Winter tree damage can come in many forms: from minor headaches to expensive disasters. Many people keep a close eye on their gardens, but many homeowners falsely believe that trees can hold their own during the harsh cold season. Even if you have already prepared your trees extensively for winter it’s difficult to predict how each year’s changing weather is going to effect your investments and property. The hardiest and most established of trees still face significant damage if the homeowner doesn’t keep a keen eye.
Inspection- Better Late than Never
It may seem like mid-December is a bad time to be thinking about potential winter tree damage, but the standard rule still applies: bad luck is impossible to prepare for. Take a special look at aged, leaning, or previously damaged trees as they are the most susceptible to the forces of wintery nature. Exposed and isolated trees in residential landscapes are often the biggest risk, so keep note of damages sustained over previous years.
Ice Damage: Frozen water can affect trees in many different ways. Cracks can become filled with moisture and then burst open to create a huge crack. Weight is also another issue for many trees, whether it is due to an accumulation of snow or ice. Be aware of how low the branches are hanging over power lines, because branches are surprisingly flexible and can cause expensive damages that may result in lawsuits against the property owner. Make sure that a tree service professional is contacted for emergency winter trimming if there is any possibility that power lines may be affected.
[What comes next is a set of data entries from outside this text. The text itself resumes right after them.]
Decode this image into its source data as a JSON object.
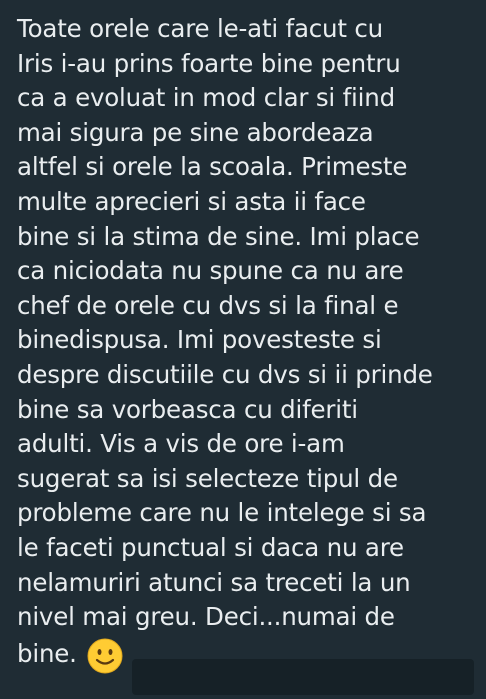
{
  "message": {
    "lines": [
      "Toate orele care le-ati facut cu",
      "Iris i-au prins foarte bine pentru",
      "ca a evoluat in mod clar si fiind",
      "mai sigura pe sine abordeaza",
      "altfel si orele la scoala. Primeste",
      "multe aprecieri si asta ii face",
      "bine si la stima de sine. Imi place",
      "ca niciodata nu spune ca nu are",
      "chef de orele cu dvs si la final e",
      "binedispusa. Imi povesteste si",
      "despre discutiile cu dvs si ii prinde",
      "bine sa vorbeasca cu diferiti",
      "adulti. Vis a vis de ore i-am",
      "sugerat sa isi selecteze tipul de",
      "probleme care nu le intelege si sa",
      "le faceti punctual si daca nu are",
      "nelamuriri atunci sa treceti la un",
      "nivel mai greu. Deci...numai de",
      "bine."
    ],
    "emoji": "slightly-smiling-face",
    "colors": {
      "bubble": "#1f2c34",
      "text": "#e9edef",
      "redacted": "#162127",
      "emoji_face": "#ffcc33"
    }
  }
}
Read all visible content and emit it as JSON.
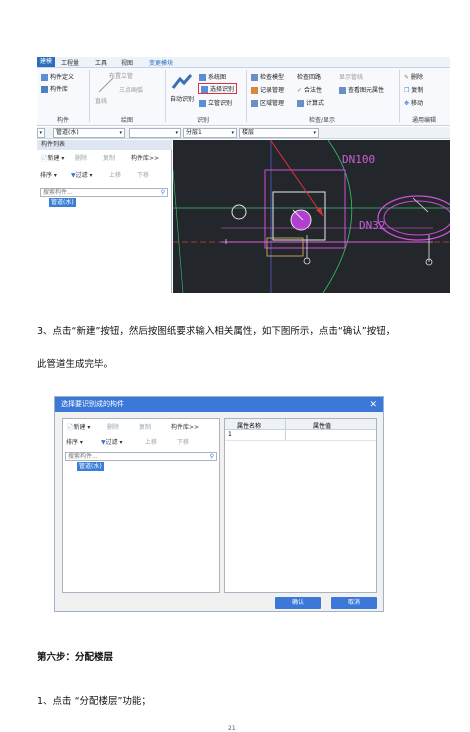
{
  "screenshot1": {
    "tabs": [
      "建模",
      "工程量",
      "工具",
      "视图",
      "变更模块"
    ],
    "ribbon": {
      "component_items": [
        "构件定义",
        "构件库"
      ],
      "draw_items": [
        "布置立管",
        "直线",
        "三点画弧"
      ],
      "recognize_items": [
        "自动识别",
        "系统图",
        "选择识别",
        "立管识别"
      ],
      "check_items": [
        "检查模型",
        "检查回路",
        "显示管线",
        "记录管理",
        "合法性",
        "查看图元属性",
        "区域管理",
        "计算式"
      ],
      "edit_items": [
        "删除",
        "复制",
        "移动"
      ],
      "groups": [
        "构件",
        "绘图",
        "识别",
        "检查/显示",
        "通用编辑"
      ]
    },
    "selectors": [
      "管道(水)",
      "分层1",
      "楼层"
    ],
    "panel": {
      "title": "构件列表",
      "toolbar1": [
        "新建",
        "删除",
        "复制",
        "构件库>>"
      ],
      "toolbar2": [
        "排序",
        "过滤",
        "上移",
        "下移"
      ],
      "search_placeholder": "搜索构件...",
      "tree_item": "管道(水)"
    },
    "cad_labels": [
      "DN100",
      "DN32"
    ]
  },
  "paragraph1_line1": "3、点击“新建”按钮，然后按图纸要求输入相关属性，如下图所示，点击“确认”按钮，",
  "paragraph1_line2": "此管道生成完毕。",
  "dialog": {
    "title": "选择要识别成的构件",
    "toolbar1": [
      "新建",
      "删除",
      "复制",
      "构件库>>"
    ],
    "toolbar2": [
      "排序",
      "过滤",
      "上移",
      "下移"
    ],
    "search_placeholder": "搜索构件...",
    "tree_item": "管道(水)",
    "table_headers": [
      "属性名称",
      "属性值"
    ],
    "row_number": "1",
    "confirm": "确认",
    "cancel": "取消"
  },
  "step_heading": "第六步：分配楼层",
  "step_line": "1、点击 “分配楼层”功能；",
  "page_number": "21",
  "colors": {
    "accent": "#3b78d8",
    "cad_bg": "#23262b",
    "highlight": "#e0303a"
  }
}
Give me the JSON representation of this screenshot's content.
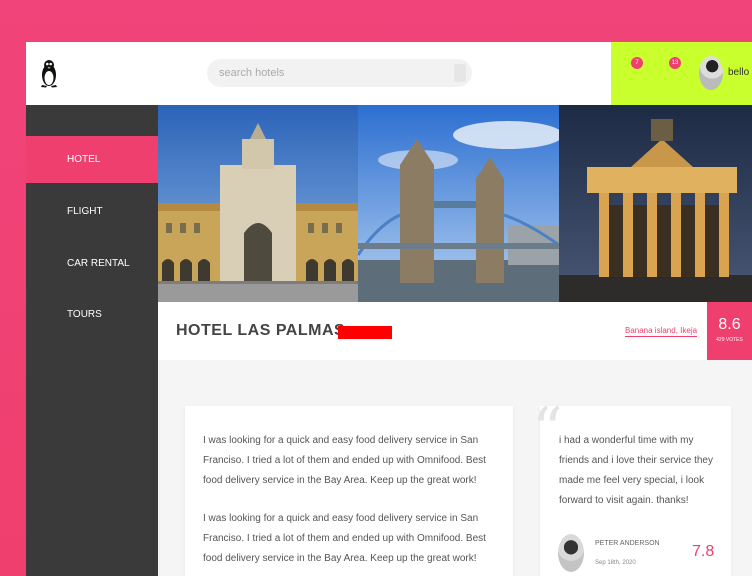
{
  "header": {
    "search_placeholder": "search hotels",
    "notifications": [
      {
        "label": "7"
      },
      {
        "label": "13"
      }
    ],
    "username": "bello"
  },
  "sidebar": {
    "items": [
      {
        "label": "HOTEL",
        "active": true
      },
      {
        "label": "FLIGHT",
        "active": false
      },
      {
        "label": "CAR RENTAL",
        "active": false
      },
      {
        "label": "TOURS",
        "active": false
      }
    ]
  },
  "hotel": {
    "name": "HOTEL LAS PALMAS",
    "location": "Banana island, Ikeja",
    "score": "8.6",
    "votes": "429 VOTES"
  },
  "description": {
    "paragraphs": [
      "I was looking for a quick and easy food delivery service in San Franciso. I tried a lot of them and ended up with Omnifood. Best food delivery service in the Bay Area. Keep up the great work!",
      "I was looking for a quick and easy food delivery service in San Franciso. I tried a lot of them and ended up with Omnifood. Best food delivery service in the Bay Area. Keep up the great work!"
    ]
  },
  "review": {
    "text": "i had a wonderful time with my friends and i love their service they made me feel very special, i look forward to visit again. thanks!",
    "reviewer": "PETER ANDERSON",
    "date": "Sep 18th, 2020",
    "score": "7.8"
  },
  "colors": {
    "accent": "#ef3f6e",
    "userbar": "#c8ff2d",
    "sidebar": "#3a3a3a",
    "red_tag": "#ff0000"
  }
}
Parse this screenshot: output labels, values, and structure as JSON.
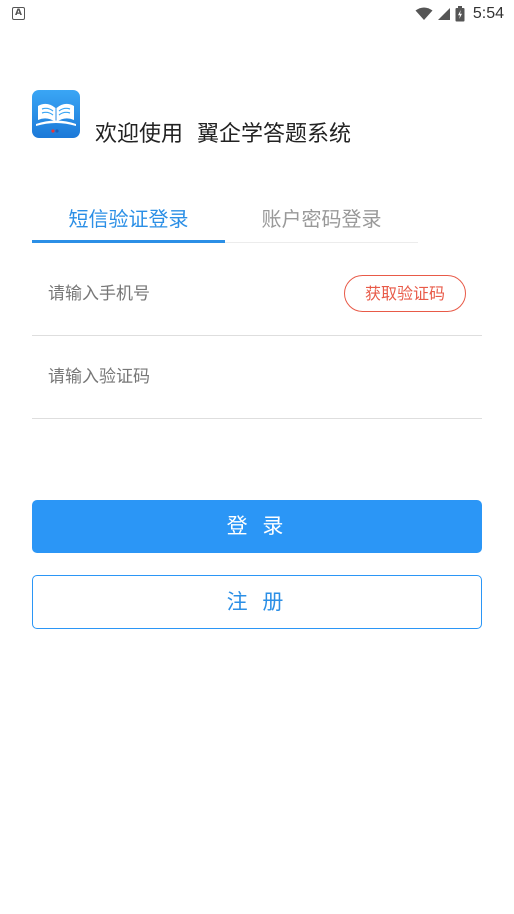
{
  "status_bar": {
    "notification_icon": "A",
    "time": "5:54",
    "icons": [
      "wifi-icon",
      "cell-signal-icon",
      "battery-charging-icon"
    ]
  },
  "header": {
    "logo_icon": "open-book-app-icon",
    "welcome_text": "欢迎使用  翼企学答题系统"
  },
  "tabs": [
    {
      "label": "短信验证登录",
      "active": true
    },
    {
      "label": "账户密码登录",
      "active": false
    }
  ],
  "form": {
    "phone_placeholder": "请输入手机号",
    "phone_value": "",
    "get_code_label": "获取验证码",
    "code_placeholder": "请输入验证码",
    "code_value": ""
  },
  "actions": {
    "login_label": "登 录",
    "register_label": "注 册"
  },
  "colors": {
    "accent": "#2b96f6",
    "tab_active": "#2b8fe6",
    "tab_inactive": "#999999",
    "get_code": "#e85a48"
  }
}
Winter Moths: For the past ten years, homeowners on the south coast have experienced a rather startling increase in invasive tan moths which swarm windows and headlights during the early December months. These pests land on trees and deposit eggs- their offspring are responsible for defoliating and ultimately killing hundreds of thousands of acres of trees each year. The larvae feed on the tender buds of springtime trees. Late winter is a great time to begin spraying trees for this pest, although winter birds like cardinals are thought to enjoy the otherwise unwelcome guest.